You know that feeling in the pit of your stomach – something’s just not right, but you can’t put your finger on it? Maybe it wraps its fingers around your mind in the dark just as you’re starting to fall asleep, and the thoughts are swirling in your head. Or maybe you can feel the tight grip on your heart as Sunday afternoon turns into evening, and your weekend is coming to an end and going to work on Monday morning looms over you. Or it might be the dread you feel when you think of a certain relationship. Maybe it’s just a general feeling of dissatisfaction – you try to distract yourself, but it keeps creeping back in like fog over a lake.
Discomfort. Stress. Tension.
Often our first reaction when we feel this sense of ‘something is not right’ is to try to just get rid of that anxiety. We look at our phones or computers. We watch television. We eat. We drink. We distract ourselves with whatever we can to just not feel that discomfort.

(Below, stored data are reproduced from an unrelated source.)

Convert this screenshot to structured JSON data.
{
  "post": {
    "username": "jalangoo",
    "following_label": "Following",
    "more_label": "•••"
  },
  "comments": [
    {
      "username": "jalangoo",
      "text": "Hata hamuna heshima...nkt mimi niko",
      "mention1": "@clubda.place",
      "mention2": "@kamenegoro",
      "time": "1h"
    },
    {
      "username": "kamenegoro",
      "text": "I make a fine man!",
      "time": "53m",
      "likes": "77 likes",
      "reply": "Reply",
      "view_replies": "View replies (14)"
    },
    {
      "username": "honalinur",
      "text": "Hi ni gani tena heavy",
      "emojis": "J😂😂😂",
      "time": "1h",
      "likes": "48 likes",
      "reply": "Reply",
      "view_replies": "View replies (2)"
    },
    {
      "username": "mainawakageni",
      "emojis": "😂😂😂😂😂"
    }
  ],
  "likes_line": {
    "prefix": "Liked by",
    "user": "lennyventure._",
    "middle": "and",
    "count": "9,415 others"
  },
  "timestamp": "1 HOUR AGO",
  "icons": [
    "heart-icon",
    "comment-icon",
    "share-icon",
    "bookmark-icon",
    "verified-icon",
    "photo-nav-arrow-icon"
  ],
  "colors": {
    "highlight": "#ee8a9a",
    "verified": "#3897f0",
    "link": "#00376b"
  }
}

What would it mean to look at that discomfort in a positive light? As we are on this journey of finding our dream, our purpose, our meaning – what if that tension was a tool that we can use to help guide our path, to push us in the right direction – or in any direction?

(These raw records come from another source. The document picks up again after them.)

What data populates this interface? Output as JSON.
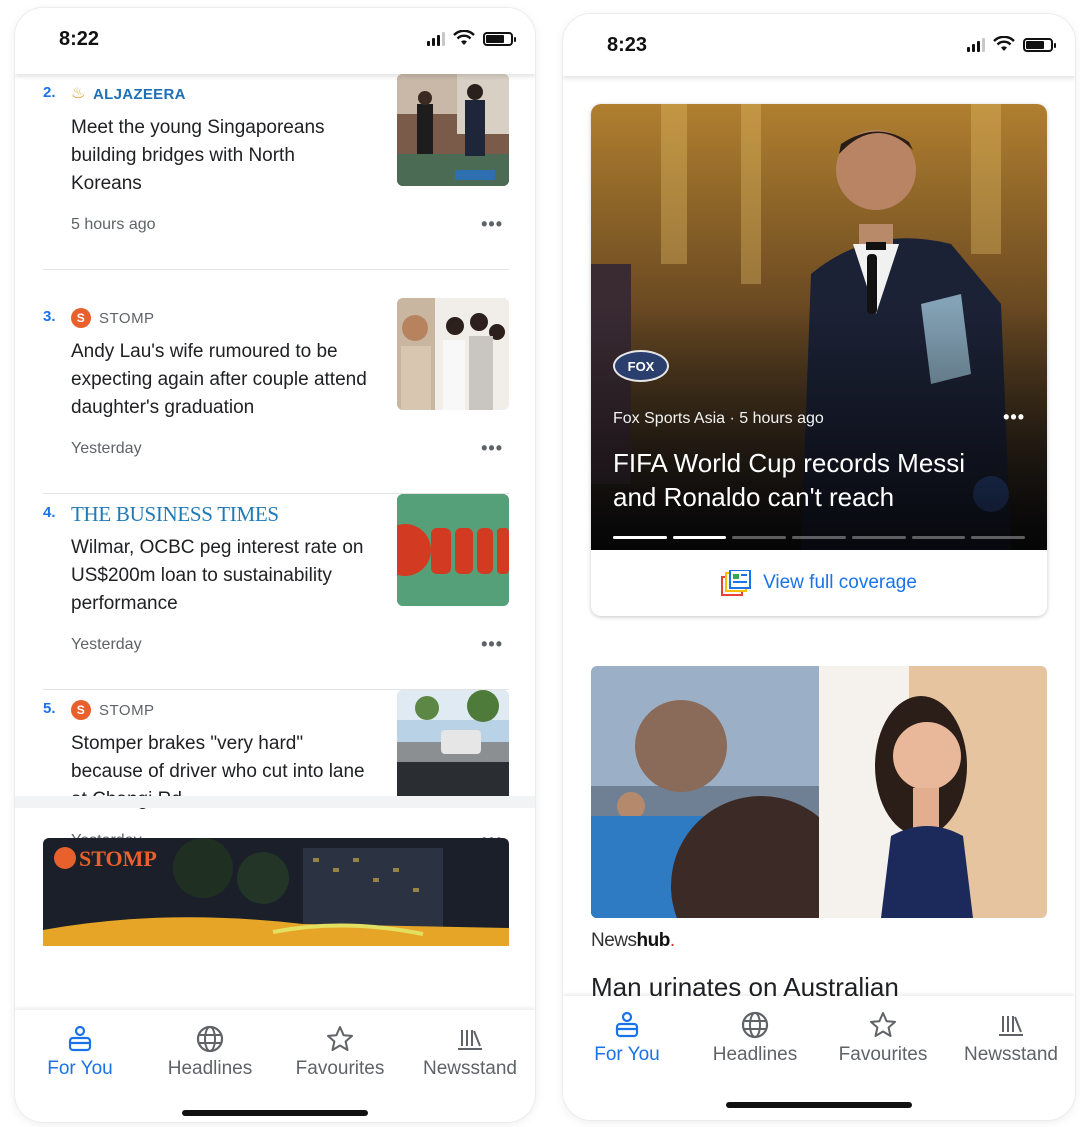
{
  "left_phone": {
    "status_time": "8:22",
    "articles": [
      {
        "rank": "2.",
        "source": "ALJAZEERA",
        "title": "Meet the young Singaporeans building bridges with North Koreans",
        "time": "5 hours ago"
      },
      {
        "rank": "3.",
        "source": "STOMP",
        "title": "Andy Lau's wife rumoured to be expecting again after couple attend daughter's graduation",
        "time": "Yesterday"
      },
      {
        "rank": "4.",
        "source": "THE BUSINESS TIMES",
        "title": "Wilmar, OCBC peg interest rate on US$200m loan to sustainability performance",
        "time": "Yesterday"
      },
      {
        "rank": "5.",
        "source": "STOMP",
        "title": "Stomper brakes \"very hard\" because of driver who cut into lane at Changi Rd",
        "time": "Yesterday"
      }
    ],
    "card_logo": "STOMP",
    "nav": [
      {
        "label": "For You",
        "active": true
      },
      {
        "label": "Headlines",
        "active": false
      },
      {
        "label": "Favourites",
        "active": false
      },
      {
        "label": "Newsstand",
        "active": false
      }
    ]
  },
  "right_phone": {
    "status_time": "8:23",
    "hero": {
      "logo": "FOX",
      "meta": "Fox Sports Asia · 5 hours ago",
      "title": "FIFA World Cup records Messi and Ronaldo can't reach",
      "coverage_label": "View full coverage"
    },
    "card2": {
      "source_a": "News",
      "source_b": "hub",
      "source_dot": ".",
      "title": "Man urinates on Australian"
    },
    "nav": [
      {
        "label": "For You",
        "active": true
      },
      {
        "label": "Headlines",
        "active": false
      },
      {
        "label": "Favourites",
        "active": false
      },
      {
        "label": "Newsstand",
        "active": false
      }
    ]
  },
  "colors": {
    "accent": "#1a73e8",
    "stomp": "#e8602c",
    "aljazeera": "#1f6fb5",
    "bt": "#1f7ab8"
  }
}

Tension is valuable because is tells us that something needs to change. It is a necessary tool in our overall mental health – it is a sign of the gap between “. . . what one has already achieved and what one still has to accomplish, or the gap between what one is and what one should become.” (Frankl)
If we only seek to discharge that tension and remove the discomfort, we lose out on the most important purpose of the tension, stress, or discomfort.
The motivation to change.
We don’t need a life free of tension. We need a life in which we struggle for a greater purpose. If we seek to simply ‘feel better’ by alleviating our discomfort, we miss the chance of striving towards a call to purpose, a deeper meaning which only we can fulfill.
Author Jon Maxwell says,
“Growth stops when you lose the tension between where you are and where you could be.”
What would it mean if we embraced the tension? Or at the very least did not attempt to immediately rid ourselves of it? That discomfort is our heart’s way of telling us we are not where we should be.
Journaling exercise:
Think back to a time this week when you felt stress/discomfort/tension.
What did you do? Did you try to get rid of that tension or ignore it?
Can you identify a meaning that is waiting to be fulfilled? Or is this tension pointing to an area of needed growth? What other meaning or message can you learn from this time of experiencing tension?